Forgive me if you’ve heard me say this before, but Christmas isn’t compulsory. The word ‘Christmas’ is the name the Christians gave the midwinter festival when they decided to adopt it, in about the 4th century, but it’s much older than that. However, the orgy of consumption that so many retailers seem to rely on is a very recent phenomenon, and I find an increasing number of people saying they hate the whole business. I do my best to ignore it.
Yvonne decided to reinvent Christmas. Having lots of grandchildren, she says she doesn’t have the option of ignoring the whole thing and being a ‘miserable old bat’. She’s gone back to celebrating the midwinter festival on the day it should be celebrated – the midwinter solstice, or shortest day, on 21st December. So she plans treasure hunts (indoors and out of doors), fireworks (strictly no bangs), small gifts wrapped in silver and gold paper and hung on trees in the garden, a ritual made out of lighting open fires – the Yule log is a symbol of regeneration – and all sorts of activities that the whole family can share after dark.

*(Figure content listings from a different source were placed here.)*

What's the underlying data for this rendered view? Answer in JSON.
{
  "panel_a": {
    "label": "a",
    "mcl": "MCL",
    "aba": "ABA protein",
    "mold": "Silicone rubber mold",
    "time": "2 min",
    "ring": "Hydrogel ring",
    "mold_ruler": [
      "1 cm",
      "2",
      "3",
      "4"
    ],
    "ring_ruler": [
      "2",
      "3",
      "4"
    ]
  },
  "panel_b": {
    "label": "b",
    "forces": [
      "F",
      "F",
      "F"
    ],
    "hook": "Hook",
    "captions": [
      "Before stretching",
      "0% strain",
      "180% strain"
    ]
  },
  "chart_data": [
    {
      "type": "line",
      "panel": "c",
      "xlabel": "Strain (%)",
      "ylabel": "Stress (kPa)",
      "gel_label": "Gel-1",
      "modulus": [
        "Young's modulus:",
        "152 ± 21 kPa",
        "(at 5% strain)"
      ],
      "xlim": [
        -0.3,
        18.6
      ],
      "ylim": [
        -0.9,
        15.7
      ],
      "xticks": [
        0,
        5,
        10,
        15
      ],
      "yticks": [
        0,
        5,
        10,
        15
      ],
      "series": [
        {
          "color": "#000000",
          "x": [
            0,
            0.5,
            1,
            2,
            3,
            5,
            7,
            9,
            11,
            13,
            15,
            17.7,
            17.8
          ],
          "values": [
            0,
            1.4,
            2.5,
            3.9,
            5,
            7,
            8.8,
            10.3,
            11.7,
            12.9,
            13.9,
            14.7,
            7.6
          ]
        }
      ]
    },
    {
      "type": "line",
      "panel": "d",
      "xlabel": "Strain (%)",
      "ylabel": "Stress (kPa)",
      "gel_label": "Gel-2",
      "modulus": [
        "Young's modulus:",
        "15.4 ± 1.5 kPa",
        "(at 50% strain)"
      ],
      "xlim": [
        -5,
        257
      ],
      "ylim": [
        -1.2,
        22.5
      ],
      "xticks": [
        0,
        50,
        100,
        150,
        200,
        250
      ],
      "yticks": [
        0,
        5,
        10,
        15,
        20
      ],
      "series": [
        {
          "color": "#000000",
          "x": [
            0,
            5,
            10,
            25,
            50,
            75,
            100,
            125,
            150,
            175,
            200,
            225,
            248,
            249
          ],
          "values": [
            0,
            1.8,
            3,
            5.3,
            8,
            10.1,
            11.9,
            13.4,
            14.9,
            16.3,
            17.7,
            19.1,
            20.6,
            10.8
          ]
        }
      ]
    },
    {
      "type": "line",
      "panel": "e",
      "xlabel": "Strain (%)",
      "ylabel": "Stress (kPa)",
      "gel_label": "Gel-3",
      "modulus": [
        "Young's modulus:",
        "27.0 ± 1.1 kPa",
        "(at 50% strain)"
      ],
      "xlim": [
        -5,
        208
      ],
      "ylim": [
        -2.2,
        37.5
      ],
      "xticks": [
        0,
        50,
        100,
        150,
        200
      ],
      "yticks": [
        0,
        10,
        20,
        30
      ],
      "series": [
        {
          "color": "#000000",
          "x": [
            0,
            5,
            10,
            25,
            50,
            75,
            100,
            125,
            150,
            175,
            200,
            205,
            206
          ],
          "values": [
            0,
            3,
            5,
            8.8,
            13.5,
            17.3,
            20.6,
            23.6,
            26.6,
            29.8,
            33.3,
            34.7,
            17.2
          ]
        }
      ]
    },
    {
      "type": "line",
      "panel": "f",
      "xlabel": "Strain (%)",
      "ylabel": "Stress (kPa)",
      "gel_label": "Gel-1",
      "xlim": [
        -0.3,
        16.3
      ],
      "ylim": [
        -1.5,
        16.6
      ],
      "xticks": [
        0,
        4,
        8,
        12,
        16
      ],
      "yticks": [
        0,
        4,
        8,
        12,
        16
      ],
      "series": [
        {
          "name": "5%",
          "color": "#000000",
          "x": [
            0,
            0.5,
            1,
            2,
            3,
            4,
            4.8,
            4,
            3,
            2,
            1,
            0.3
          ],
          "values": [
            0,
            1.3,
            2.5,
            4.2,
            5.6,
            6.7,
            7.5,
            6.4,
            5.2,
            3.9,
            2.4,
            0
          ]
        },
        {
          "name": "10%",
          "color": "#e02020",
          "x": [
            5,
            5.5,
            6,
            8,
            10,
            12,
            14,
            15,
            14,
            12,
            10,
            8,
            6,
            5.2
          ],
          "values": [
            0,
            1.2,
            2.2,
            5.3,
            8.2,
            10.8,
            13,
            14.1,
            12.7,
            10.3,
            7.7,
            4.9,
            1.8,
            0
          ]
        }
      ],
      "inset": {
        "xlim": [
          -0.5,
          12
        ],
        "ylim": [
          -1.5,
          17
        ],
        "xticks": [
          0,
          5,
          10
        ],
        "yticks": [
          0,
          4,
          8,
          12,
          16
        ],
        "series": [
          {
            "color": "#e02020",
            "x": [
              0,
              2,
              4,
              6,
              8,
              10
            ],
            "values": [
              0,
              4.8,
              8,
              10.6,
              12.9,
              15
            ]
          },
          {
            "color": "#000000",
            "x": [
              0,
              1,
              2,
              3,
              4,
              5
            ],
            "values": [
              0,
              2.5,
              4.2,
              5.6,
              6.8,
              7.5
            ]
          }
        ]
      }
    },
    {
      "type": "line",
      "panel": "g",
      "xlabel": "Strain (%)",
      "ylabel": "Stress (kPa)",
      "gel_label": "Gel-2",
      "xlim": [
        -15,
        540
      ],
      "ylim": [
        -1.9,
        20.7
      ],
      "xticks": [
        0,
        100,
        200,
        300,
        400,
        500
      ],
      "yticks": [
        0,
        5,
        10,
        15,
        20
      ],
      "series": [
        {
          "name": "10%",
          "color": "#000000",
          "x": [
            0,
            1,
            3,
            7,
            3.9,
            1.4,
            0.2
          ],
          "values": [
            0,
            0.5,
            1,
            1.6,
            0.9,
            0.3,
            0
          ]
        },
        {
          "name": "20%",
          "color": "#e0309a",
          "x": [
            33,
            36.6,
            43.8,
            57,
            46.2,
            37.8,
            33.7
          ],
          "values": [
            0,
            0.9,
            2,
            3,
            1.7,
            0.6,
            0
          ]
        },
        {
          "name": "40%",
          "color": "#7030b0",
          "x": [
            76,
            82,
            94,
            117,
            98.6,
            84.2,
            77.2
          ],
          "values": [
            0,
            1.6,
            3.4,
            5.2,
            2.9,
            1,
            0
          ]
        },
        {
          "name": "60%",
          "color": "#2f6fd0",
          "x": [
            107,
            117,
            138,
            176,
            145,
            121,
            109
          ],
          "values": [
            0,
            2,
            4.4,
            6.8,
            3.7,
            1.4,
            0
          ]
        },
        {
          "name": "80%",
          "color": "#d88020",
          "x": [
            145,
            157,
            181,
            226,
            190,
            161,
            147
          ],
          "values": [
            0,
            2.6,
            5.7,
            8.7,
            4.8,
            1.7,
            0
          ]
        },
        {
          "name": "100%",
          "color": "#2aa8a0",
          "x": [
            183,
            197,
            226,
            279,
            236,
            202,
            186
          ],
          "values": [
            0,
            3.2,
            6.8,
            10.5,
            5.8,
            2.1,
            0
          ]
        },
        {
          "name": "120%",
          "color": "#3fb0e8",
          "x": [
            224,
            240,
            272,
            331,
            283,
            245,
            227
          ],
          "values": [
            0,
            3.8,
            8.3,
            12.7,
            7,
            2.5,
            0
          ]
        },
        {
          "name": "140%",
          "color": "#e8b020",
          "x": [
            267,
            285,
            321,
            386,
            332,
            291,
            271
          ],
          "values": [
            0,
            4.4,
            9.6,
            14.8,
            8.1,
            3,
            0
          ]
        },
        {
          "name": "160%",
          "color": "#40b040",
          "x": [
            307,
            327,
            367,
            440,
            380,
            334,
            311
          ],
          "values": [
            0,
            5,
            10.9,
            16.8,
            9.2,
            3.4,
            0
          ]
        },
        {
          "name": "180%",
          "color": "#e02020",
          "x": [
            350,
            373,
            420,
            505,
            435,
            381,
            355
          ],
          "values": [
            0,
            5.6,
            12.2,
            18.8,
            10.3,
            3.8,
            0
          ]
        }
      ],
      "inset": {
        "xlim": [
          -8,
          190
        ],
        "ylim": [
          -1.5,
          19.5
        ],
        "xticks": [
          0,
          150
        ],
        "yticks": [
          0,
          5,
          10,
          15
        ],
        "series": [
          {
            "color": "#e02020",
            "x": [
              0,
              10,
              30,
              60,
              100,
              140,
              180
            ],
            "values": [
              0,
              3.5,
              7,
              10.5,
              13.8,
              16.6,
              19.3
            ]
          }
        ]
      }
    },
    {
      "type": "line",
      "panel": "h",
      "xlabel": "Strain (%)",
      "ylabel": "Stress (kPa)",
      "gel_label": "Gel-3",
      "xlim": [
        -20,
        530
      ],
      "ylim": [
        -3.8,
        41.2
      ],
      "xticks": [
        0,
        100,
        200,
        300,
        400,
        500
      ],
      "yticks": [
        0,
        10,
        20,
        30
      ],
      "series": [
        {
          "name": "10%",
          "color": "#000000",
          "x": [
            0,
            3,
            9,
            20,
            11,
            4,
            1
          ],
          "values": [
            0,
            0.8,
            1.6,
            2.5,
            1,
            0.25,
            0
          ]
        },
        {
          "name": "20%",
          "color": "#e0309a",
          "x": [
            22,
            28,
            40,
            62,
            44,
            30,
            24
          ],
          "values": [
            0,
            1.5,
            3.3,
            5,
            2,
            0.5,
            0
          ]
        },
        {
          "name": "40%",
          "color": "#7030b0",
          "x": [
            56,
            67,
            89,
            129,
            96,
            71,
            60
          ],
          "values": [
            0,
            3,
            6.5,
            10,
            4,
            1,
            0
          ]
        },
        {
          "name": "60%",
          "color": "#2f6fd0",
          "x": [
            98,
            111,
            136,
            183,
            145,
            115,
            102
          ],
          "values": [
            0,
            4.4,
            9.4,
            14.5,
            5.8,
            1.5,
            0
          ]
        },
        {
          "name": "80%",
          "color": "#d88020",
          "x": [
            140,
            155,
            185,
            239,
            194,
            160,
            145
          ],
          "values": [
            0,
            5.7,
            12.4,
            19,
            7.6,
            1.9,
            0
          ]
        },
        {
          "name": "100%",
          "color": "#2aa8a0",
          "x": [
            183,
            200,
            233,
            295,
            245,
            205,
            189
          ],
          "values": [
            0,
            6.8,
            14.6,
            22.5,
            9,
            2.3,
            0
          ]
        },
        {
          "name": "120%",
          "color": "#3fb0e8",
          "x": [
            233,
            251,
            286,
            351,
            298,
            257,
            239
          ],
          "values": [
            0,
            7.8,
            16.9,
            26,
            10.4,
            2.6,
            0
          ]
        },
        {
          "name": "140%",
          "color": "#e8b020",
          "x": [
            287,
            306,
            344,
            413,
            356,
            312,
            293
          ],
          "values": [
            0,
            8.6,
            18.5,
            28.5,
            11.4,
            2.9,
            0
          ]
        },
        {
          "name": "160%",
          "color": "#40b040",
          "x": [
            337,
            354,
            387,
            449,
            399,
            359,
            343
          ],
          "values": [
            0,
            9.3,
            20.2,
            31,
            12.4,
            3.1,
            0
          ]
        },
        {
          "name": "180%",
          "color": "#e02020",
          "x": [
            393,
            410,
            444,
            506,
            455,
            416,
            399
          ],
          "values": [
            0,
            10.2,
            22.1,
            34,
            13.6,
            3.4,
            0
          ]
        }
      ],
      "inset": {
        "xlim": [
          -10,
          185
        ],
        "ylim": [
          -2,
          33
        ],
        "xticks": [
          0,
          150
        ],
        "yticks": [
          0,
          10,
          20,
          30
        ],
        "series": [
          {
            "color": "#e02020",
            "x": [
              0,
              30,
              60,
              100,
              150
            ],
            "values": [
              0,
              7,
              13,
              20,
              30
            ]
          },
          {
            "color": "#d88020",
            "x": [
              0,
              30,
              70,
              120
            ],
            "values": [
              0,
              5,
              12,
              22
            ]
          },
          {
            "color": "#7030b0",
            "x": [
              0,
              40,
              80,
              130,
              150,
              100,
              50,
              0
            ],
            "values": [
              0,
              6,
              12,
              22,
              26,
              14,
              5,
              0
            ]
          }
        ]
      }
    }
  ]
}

Me? I don’t have grandchildren, so can look forward to my usual quiet time with good food and drink, and a good book or two. My sister and I have already discovered we’ve both been thinking about giving presents to someone who really needs one, such as a mosquito net to an African child to prevent malaria, rather than giving each other something we don’t want or need.
Take no notice of anyone who calls you Scrooge if you try to ignore Christmas. If enough of us do it, it’ll go away. If you do celebrate the midwinter festival, try doing it creatively, and if you can afford to spend lots of money, perhaps there are better ways of spending it?